Michael enjoyed his Bandit car for a number of years but eventually realized that it was going to need a proper restoration to bring the dream to its full fruition.

Once the car was stripped down to bare metal it was indeed found to be pretty solid. There were a few minor rust areas that needed to be addressed but there was also evidence that it had been in an accident at some point in its past which was going to require some body panels to be replaced.

There were also some gauges that didn’t work and the 400 inch engine was just not cutting it power wise. Not that it ever did with its original 220 HP factory rating. Remember this was in the early days of federally mandated emission controls and everything was detuned to the point that most cars of that time were considered “all show and no go”. Well that’s not how Michael remembered the Bandit car in the movie so a power upgrade was definitely on the list of needed improvements.
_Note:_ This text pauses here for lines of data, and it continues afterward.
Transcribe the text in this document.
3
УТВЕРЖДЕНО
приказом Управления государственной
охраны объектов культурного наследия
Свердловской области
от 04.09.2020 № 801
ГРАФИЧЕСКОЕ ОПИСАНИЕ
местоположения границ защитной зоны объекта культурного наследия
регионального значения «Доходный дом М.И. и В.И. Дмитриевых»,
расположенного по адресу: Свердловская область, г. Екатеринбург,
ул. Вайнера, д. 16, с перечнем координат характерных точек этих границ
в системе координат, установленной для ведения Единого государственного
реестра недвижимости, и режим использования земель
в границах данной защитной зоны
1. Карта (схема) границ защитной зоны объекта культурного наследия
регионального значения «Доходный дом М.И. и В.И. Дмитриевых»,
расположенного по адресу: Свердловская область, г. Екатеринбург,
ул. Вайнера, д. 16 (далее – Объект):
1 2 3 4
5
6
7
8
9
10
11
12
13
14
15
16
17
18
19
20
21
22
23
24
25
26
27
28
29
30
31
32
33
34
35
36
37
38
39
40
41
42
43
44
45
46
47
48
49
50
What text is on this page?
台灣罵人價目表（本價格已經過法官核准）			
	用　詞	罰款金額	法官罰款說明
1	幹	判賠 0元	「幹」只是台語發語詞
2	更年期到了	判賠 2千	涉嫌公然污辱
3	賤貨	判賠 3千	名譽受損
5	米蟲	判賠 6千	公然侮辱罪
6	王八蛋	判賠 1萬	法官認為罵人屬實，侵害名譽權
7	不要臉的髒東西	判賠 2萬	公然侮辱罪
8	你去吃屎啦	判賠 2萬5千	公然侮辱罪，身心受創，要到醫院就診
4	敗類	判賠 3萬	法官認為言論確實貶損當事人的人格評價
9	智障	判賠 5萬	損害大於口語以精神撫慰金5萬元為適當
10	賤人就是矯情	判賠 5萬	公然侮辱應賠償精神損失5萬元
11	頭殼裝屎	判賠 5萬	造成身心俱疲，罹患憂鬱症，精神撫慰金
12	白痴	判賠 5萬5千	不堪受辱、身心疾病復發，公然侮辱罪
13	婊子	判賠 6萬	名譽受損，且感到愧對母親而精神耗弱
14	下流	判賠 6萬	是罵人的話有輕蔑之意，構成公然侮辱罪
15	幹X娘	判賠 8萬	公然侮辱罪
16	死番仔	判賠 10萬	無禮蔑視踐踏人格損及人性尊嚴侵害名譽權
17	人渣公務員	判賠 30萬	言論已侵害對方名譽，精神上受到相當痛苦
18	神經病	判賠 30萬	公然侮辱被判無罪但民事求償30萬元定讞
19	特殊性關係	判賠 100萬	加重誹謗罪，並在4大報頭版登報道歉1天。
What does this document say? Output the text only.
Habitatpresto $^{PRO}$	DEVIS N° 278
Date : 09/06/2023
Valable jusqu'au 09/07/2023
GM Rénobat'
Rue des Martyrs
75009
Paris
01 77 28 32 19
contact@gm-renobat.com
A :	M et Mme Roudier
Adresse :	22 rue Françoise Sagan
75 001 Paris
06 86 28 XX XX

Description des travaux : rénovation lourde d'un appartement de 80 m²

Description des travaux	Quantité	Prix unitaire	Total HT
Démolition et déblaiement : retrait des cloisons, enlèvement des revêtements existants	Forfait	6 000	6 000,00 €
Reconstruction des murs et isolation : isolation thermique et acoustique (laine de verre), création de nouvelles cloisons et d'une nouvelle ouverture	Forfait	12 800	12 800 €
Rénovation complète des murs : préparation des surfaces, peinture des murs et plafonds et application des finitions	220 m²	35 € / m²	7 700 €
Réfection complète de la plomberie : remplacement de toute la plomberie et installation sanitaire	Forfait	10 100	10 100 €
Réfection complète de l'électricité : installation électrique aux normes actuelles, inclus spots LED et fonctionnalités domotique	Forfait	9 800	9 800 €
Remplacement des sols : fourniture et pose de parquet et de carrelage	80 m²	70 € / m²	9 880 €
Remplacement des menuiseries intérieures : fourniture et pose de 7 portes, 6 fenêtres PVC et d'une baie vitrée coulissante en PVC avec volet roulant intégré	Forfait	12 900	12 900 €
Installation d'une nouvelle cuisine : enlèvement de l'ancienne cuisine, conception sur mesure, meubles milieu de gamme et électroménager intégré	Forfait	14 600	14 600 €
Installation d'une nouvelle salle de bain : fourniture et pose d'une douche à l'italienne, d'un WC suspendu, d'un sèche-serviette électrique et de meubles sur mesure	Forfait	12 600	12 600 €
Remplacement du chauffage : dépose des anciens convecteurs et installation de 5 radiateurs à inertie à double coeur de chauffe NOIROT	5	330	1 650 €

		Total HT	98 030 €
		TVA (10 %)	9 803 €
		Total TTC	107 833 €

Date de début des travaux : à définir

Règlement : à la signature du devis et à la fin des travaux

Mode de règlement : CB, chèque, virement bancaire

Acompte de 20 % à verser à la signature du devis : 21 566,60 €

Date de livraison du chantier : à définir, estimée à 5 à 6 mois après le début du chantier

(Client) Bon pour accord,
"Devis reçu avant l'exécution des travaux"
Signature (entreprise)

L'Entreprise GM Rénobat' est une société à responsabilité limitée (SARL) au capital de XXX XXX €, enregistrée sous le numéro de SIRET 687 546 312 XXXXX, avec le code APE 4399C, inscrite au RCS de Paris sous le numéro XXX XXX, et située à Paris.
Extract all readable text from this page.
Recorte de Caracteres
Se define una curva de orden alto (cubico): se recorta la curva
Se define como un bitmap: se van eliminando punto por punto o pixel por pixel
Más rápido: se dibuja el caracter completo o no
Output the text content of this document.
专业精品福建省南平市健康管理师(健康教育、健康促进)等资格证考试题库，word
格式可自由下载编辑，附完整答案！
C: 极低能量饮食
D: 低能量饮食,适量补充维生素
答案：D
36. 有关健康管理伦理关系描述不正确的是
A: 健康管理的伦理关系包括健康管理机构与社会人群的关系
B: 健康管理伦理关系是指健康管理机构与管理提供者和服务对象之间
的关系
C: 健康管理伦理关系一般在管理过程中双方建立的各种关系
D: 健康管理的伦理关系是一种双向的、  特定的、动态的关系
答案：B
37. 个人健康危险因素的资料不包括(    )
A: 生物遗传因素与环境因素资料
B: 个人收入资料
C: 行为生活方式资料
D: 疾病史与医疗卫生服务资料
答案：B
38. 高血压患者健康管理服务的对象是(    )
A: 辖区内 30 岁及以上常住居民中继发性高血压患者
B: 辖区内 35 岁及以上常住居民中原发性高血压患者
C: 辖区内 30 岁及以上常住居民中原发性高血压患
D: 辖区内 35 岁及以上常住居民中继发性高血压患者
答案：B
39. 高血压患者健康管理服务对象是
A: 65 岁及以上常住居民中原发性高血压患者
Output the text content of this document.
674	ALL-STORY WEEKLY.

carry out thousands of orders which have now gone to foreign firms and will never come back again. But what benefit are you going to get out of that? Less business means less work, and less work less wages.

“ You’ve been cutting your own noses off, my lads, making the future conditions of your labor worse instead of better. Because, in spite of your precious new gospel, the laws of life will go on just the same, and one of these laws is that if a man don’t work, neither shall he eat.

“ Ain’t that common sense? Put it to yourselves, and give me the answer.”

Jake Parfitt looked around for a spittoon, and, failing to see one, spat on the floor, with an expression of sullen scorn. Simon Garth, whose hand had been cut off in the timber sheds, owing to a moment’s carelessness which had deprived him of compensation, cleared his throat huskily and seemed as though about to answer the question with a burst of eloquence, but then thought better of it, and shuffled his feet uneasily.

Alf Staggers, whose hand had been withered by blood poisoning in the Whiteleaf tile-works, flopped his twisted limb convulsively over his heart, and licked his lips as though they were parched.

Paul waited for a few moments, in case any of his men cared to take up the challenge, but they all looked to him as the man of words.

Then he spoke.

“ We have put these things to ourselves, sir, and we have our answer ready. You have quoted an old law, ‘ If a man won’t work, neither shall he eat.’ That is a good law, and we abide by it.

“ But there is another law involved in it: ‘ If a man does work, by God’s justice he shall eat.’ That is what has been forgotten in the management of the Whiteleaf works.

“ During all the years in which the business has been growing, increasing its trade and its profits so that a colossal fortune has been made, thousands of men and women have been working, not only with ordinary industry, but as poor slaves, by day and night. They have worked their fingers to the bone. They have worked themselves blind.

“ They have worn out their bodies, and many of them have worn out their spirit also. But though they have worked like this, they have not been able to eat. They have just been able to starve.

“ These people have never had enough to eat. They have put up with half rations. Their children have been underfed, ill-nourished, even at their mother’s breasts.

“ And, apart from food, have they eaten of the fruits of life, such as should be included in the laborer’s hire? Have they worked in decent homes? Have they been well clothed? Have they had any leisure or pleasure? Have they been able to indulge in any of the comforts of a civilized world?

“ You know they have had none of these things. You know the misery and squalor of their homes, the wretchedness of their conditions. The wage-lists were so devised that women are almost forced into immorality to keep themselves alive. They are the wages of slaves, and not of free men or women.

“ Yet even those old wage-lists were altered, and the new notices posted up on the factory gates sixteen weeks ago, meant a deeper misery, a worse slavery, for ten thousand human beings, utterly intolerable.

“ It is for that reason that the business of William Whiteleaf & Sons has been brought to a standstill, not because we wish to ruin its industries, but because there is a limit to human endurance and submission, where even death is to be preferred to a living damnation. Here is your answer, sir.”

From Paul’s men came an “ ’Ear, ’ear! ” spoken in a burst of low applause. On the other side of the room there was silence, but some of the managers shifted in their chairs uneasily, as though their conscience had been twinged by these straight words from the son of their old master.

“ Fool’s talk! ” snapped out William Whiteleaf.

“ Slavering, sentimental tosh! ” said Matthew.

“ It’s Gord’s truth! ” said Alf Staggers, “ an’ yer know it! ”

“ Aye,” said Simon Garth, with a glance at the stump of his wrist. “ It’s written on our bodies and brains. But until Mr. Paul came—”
Another problem area for these cars (actually many from that era) is the plastic bumper covers that were used over the mandated 5 MPH bumpers. They all eventually warped or got wavy and the paint cracked and there really wasn’t anything that could be done to correctly restore them.

So when the time was right, Michael brought his Trans Am to MCR not just for a full restoration but also to solve some of the other issues inherent in these cars.

The result is a little boys dream come true and a car that maybe outperforms the one that inspired the dream in the first place.

The Bandit movie did very well in ’77 and certainly contributed to the success of the Bandit Edition of the Trans Am. Pontiac made a “reverse” version, gold body with dark decals, but most everyone wanted the movie version.
The original 5-MPH bumpers were covered in plastic and tended to warp in the heat and crack the paint. There is no practical way to restore those but MCR has a source for fiberglass replacements that permanently solve the issue.
One benefit of the ’78 model over the ’77 is that they came with larger 8-inch wheels. This was in the time when the factories were switching over from bias ply tires to the new radial tire designs.
The SE package added $1300 to the sticker price. It was cosmetic upgrade only. Michael’s TA did come equipped with the WS6 handling package however
Shaker hood scoops are always cool. This might be the first time that US auto makers designated engine size by liters instead of cubic inches.
The rear bumper is also fiberglass. They do require some tweaking to get them to fit perfectly but that’s not as issue for MCR.
Pontiac took graphics to a whole new level with a hood sized Firebird. These graphics are available and MCR know how to install them correctly
The black and gold theme carries over into the interior. Between the large gauges is a small plaque the reads “Radial Tuned Suspension”.
I suppose it’s fair to say that this is the car that really made T-tops popular from the late 70s into the 80s. Love them or hate them, they make quite a statement. MCR knows how to restore them so they don’t leak.
Yes, it’s hard to even see the engine. These were the days of mechanical pre-computer emissions controls. Unfortunately that meant that a 400 cube Pontiac engine was rated at just 220 HP. The car deserves much better so Michael’s 400 now produces about 350 HP. Drivability is also much aided by a Holley Sniper which directly replaces the carb and provides a modern EFI solution for older vehicles.
Michael has the original window sticker for his Trans Am. The base price was $5799. The final price for this car was $9005. Of course he didn’t know that when he was watching the movie. He only knew he wanted one. MCR is honored to help make this little boys dream come true.